Cartilage as a site of TASK-2 expression revealed by β-galactosidase activity in TASK-2 KO mice. Skeletons from WT (A) and TASK-2 KO (B) mice were prepared by clearing and decalcification followed by staining for X-gal (blue). The KO mouse was generated by a gene-trap approach where the trapping vector encodes a β-galactosidase/neomycin resistance fusion protein (Araki et al., 2009). The enzyme is expressed under the control of the TASK-2 promoter and therefore the β-galactosidase activity reflects sites of endogenous TASK-2 gene expression.

Figure 4

TASK-2 expression in hyaline cartilage from trachea and articular surface of the knee. (A,B) are images of whole trachea stained with X-gal in wild type and heterozygous TASK-2^(+/−) mice, respectively.

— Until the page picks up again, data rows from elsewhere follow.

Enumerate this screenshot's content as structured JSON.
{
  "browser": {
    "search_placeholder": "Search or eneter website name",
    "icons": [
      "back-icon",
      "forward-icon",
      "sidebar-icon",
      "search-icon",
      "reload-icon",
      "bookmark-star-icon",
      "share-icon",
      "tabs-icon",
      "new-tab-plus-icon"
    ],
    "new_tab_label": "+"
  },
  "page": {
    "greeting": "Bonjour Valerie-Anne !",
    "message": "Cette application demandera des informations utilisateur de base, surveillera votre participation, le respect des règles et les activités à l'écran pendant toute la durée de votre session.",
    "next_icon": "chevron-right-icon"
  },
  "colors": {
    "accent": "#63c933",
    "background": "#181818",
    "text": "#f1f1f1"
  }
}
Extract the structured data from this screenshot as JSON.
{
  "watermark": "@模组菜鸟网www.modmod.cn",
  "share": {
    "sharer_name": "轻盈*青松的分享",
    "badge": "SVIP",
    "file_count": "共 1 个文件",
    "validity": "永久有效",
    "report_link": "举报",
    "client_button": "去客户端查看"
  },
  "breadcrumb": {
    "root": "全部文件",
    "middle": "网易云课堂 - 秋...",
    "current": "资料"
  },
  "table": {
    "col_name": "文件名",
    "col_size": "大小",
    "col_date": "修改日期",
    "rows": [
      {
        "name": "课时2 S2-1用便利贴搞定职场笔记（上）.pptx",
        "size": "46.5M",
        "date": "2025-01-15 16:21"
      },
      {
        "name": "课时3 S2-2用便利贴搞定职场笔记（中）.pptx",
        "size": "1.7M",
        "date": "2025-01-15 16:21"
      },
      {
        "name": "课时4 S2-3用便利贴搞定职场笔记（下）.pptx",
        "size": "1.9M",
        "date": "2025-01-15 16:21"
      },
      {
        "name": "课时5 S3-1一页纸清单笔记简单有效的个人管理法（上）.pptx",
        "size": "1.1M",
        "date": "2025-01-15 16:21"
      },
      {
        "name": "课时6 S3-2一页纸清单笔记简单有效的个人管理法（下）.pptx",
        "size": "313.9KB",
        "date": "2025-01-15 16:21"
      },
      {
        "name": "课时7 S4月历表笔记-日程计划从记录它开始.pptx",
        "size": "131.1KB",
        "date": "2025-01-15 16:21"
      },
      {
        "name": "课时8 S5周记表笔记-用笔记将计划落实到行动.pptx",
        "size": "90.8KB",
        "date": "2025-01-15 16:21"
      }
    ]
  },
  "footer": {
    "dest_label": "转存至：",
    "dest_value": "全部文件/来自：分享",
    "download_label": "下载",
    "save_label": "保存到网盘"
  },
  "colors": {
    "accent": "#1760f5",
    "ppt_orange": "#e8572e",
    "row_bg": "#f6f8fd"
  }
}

The signal is present in the cartilage rings. In (D) the image demonstrates staining in chondrocytes [(C): wild-type control]. (E,F): images obtained from control and heterozygous TASK-2^(+/−) mouse knees. The macroscopic staining in the area of the epiphyseal growth plate observed in WT knee corresponds to cells that are expressing endogenous mammalian ß-gal activity, most likely osteoclasts (Kopp et al., 2007). Bars in (C,D) correspond to 25 μm.